I guess the self righteous asses, the hypocritical, Pharisee-like superiority is something that turns my stomach worse than just about anything, and I AM GUILTY OF WHAT I DESPISE MOST. That’s pretty humbling, and I think humbling was what I needed for my judgmental attitude in this case. And, yes, I am human and I do things that are not right, and this was one of those things. I think a lesson in humility was what I needed, or it wouldn’t have happened. (Pride goeth before a fall) and there’s another one, I can’t remember the exact quote, but it is (paraphrased) something along the line of “take care, if you think you are standing, that you don’t fall”

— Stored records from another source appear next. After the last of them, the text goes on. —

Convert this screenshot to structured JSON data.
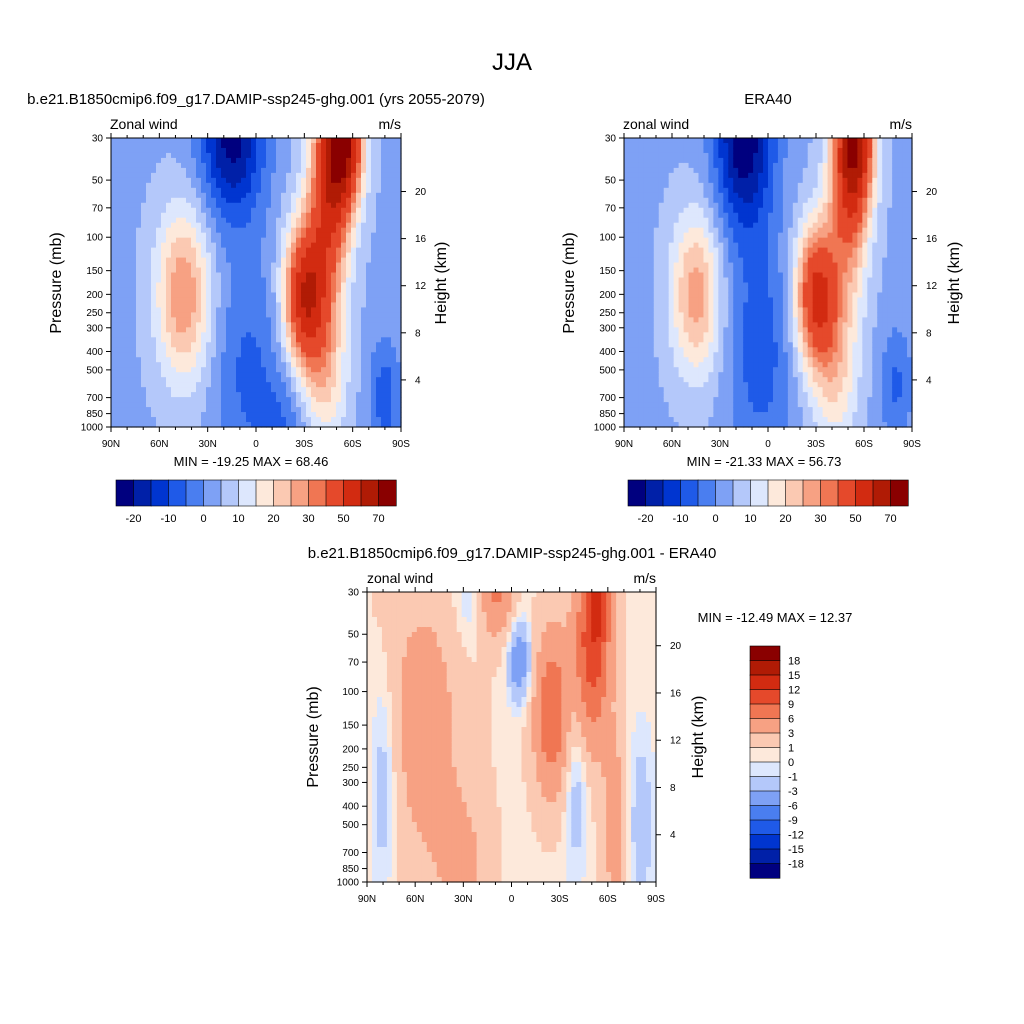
{
  "page": {
    "title": "JJA"
  },
  "palettes": {
    "model": [
      "#00007f",
      "#0020a8",
      "#0035d0",
      "#1f5ae8",
      "#4a7ef0",
      "#7ea1f5",
      "#b4c8fa",
      "#dde7fd",
      "#fde9db",
      "#fbc9b2",
      "#f7a183",
      "#f07653",
      "#e5492b",
      "#d22b11",
      "#b01b05",
      "#8a0000"
    ],
    "diff": [
      "#00007f",
      "#0020a8",
      "#0035d0",
      "#1f5ae8",
      "#4a7ef0",
      "#7ea1f5",
      "#b4c8fa",
      "#dde7fd",
      "#fde9db",
      "#fbc9b2",
      "#f7a183",
      "#f07653",
      "#e5492b",
      "#d22b11",
      "#b01b05",
      "#8a0000"
    ]
  },
  "panels": [
    {
      "id": "model",
      "title": "b.e21.B1850cmip6.f09_g17.DAMIP-ssp245-ghg.001 (yrs 2055-2079)",
      "left_label": "Zonal wind",
      "right_label": "m/s",
      "ylabel": "Pressure (mb)",
      "y2label": "Height (km)",
      "stats": "MIN = -19.25  MAX =  68.46",
      "chart_data": {
        "type": "heatmap",
        "x_ticks": [
          "90N",
          "60N",
          "30N",
          "0",
          "30S",
          "60S",
          "90S"
        ],
        "x_values": [
          90,
          60,
          30,
          0,
          -30,
          -60,
          -90
        ],
        "y_ticks": [
          "30",
          "50",
          "70",
          "100",
          "150",
          "200",
          "250",
          "300",
          "400",
          "500",
          "700",
          "850",
          "1000"
        ],
        "y_values": [
          30,
          50,
          70,
          100,
          150,
          200,
          250,
          300,
          400,
          500,
          700,
          850,
          1000
        ],
        "y2_ticks": [
          "20",
          "16",
          "12",
          "8",
          "4"
        ],
        "y2_values": [
          20,
          16,
          12,
          8,
          4
        ],
        "ylim": [
          1000,
          30
        ],
        "xlim": [
          90,
          -90
        ],
        "colorbar_labels": [
          "-20",
          "-10",
          "0",
          "10",
          "20",
          "30",
          "50",
          "70"
        ],
        "features": [
          {
            "lat": 45,
            "p": 200,
            "amp": 26,
            "slat": 12,
            "slp": 0.75
          },
          {
            "lat": 5,
            "p": 500,
            "amp": -10,
            "slat": 15,
            "slp": 1.0
          },
          {
            "lat": 15,
            "p": 30,
            "amp": -26,
            "slat": 14,
            "slp": 0.7
          },
          {
            "lat": -20,
            "p": 1000,
            "amp": -8,
            "slat": 12,
            "slp": 0.5
          },
          {
            "lat": -30,
            "p": 200,
            "amp": 46,
            "slat": 9,
            "slp": 0.6
          },
          {
            "lat": -45,
            "p": 60,
            "amp": 38,
            "slat": 9,
            "slp": 0.9
          },
          {
            "lat": -55,
            "p": 30,
            "amp": 54,
            "slat": 8,
            "slp": 0.6
          },
          {
            "lat": -42,
            "p": 500,
            "amp": 18,
            "slat": 10,
            "slp": 0.7
          },
          {
            "lat": -80,
            "p": 700,
            "amp": -12,
            "slat": 7,
            "slp": 0.5
          }
        ],
        "base": -1
      }
    },
    {
      "id": "obs",
      "title": "ERA40",
      "left_label": "zonal wind",
      "right_label": "m/s",
      "ylabel": "Pressure (mb)",
      "y2label": "Height (km)",
      "stats": "MIN = -21.33  MAX =  56.73",
      "chart_data": {
        "type": "heatmap",
        "x_ticks": [
          "90N",
          "60N",
          "30N",
          "0",
          "30S",
          "60S",
          "90S"
        ],
        "x_values": [
          90,
          60,
          30,
          0,
          -30,
          -60,
          -90
        ],
        "y_ticks": [
          "30",
          "50",
          "70",
          "100",
          "150",
          "200",
          "250",
          "300",
          "400",
          "500",
          "700",
          "850",
          "1000"
        ],
        "y_values": [
          30,
          50,
          70,
          100,
          150,
          200,
          250,
          300,
          400,
          500,
          700,
          850,
          1000
        ],
        "y2_ticks": [
          "20",
          "16",
          "12",
          "8",
          "4"
        ],
        "y2_values": [
          20,
          16,
          12,
          8,
          4
        ],
        "ylim": [
          1000,
          30
        ],
        "xlim": [
          90,
          -90
        ],
        "colorbar_labels": [
          "-20",
          "-10",
          "0",
          "10",
          "20",
          "30",
          "50",
          "70"
        ],
        "features": [
          {
            "lat": 45,
            "p": 200,
            "amp": 24,
            "slat": 11,
            "slp": 0.7
          },
          {
            "lat": 5,
            "p": 400,
            "amp": -12,
            "slat": 14,
            "slp": 1.0
          },
          {
            "lat": 15,
            "p": 30,
            "amp": -28,
            "slat": 13,
            "slp": 0.8
          },
          {
            "lat": -30,
            "p": 200,
            "amp": 42,
            "slat": 9,
            "slp": 0.6
          },
          {
            "lat": -50,
            "p": 60,
            "amp": 30,
            "slat": 9,
            "slp": 0.9
          },
          {
            "lat": -55,
            "p": 30,
            "amp": 44,
            "slat": 8,
            "slp": 0.6
          },
          {
            "lat": -42,
            "p": 500,
            "amp": 16,
            "slat": 10,
            "slp": 0.7
          },
          {
            "lat": -80,
            "p": 600,
            "amp": -10,
            "slat": 7,
            "slp": 0.5
          }
        ],
        "base": -1
      }
    },
    {
      "id": "diff",
      "title": "b.e21.B1850cmip6.f09_g17.DAMIP-ssp245-ghg.001 - ERA40",
      "left_label": "zonal wind",
      "right_label": "m/s",
      "ylabel": "Pressure (mb)",
      "y2label": "Height (km)",
      "stats": "MIN = -12.49  MAX =  12.37",
      "chart_data": {
        "type": "heatmap",
        "x_ticks": [
          "90N",
          "60N",
          "30N",
          "0",
          "30S",
          "60S",
          "90S"
        ],
        "x_values": [
          90,
          60,
          30,
          0,
          -30,
          -60,
          -90
        ],
        "y_ticks": [
          "30",
          "50",
          "70",
          "100",
          "150",
          "200",
          "250",
          "300",
          "400",
          "500",
          "700",
          "850",
          "1000"
        ],
        "y_values": [
          30,
          50,
          70,
          100,
          150,
          200,
          250,
          300,
          400,
          500,
          700,
          850,
          1000
        ],
        "y2_ticks": [
          "20",
          "16",
          "12",
          "8",
          "4"
        ],
        "y2_values": [
          20,
          16,
          12,
          8,
          4
        ],
        "ylim": [
          1000,
          30
        ],
        "xlim": [
          90,
          -90
        ],
        "colorbar_labels": [
          "18",
          "15",
          "12",
          "9",
          "6",
          "3",
          "1",
          "0",
          "-1",
          "-3",
          "-6",
          "-9",
          "-12",
          "-15",
          "-18"
        ],
        "features": [
          {
            "lat": 55,
            "p": 150,
            "amp": 3.5,
            "slat": 20,
            "slp": 1.4
          },
          {
            "lat": 80,
            "p": 300,
            "amp": -3.5,
            "slat": 6,
            "slp": 1.0
          },
          {
            "lat": 30,
            "p": 800,
            "amp": 2.5,
            "slat": 12,
            "slp": 0.6
          },
          {
            "lat": 25,
            "p": 30,
            "amp": -2.5,
            "slat": 8,
            "slp": 0.5
          },
          {
            "lat": 10,
            "p": 30,
            "amp": 6,
            "slat": 8,
            "slp": 0.4
          },
          {
            "lat": -5,
            "p": 70,
            "amp": -6,
            "slat": 5,
            "slp": 0.35
          },
          {
            "lat": -25,
            "p": 130,
            "amp": 8,
            "slat": 8,
            "slp": 0.7
          },
          {
            "lat": -50,
            "p": 60,
            "amp": 10,
            "slat": 8,
            "slp": 0.8
          },
          {
            "lat": -55,
            "p": 30,
            "amp": 7,
            "slat": 5,
            "slp": 0.4
          },
          {
            "lat": -40,
            "p": 300,
            "amp": -3,
            "slat": 5,
            "slp": 0.8
          },
          {
            "lat": -65,
            "p": 500,
            "amp": 4,
            "slat": 6,
            "slp": 0.8
          },
          {
            "lat": -80,
            "p": 500,
            "amp": -3,
            "slat": 6,
            "slp": 0.8
          }
        ],
        "base": 0.6
      }
    }
  ]
}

I’ve fallen on my butt enough times that I have a nice thick callous there, so I’m not going to beat myself “to death” over this one, but I did deserve a dose of humility over it. LOL
While I have sympathy for the grandmother, she reminds me a great deal of my former mil. That probably colors my view. The controlling comes from trying to force a sociopath to behave “normally,” it’s obvious she’s been enabling Casey for a long time, and she’s made quite a few contradictory statements herself. We all know what it is like in the shadow of a sociopath- and having listened to interview and comments and jail conversations, the woman is drowning in denial. I wouldn’t want to be in her shoes tonight… I wore a smaller pair once. And our misery WAS made public- locally, not nationally.
On Nancy Grace, they just announced that the substance in the car is human decay.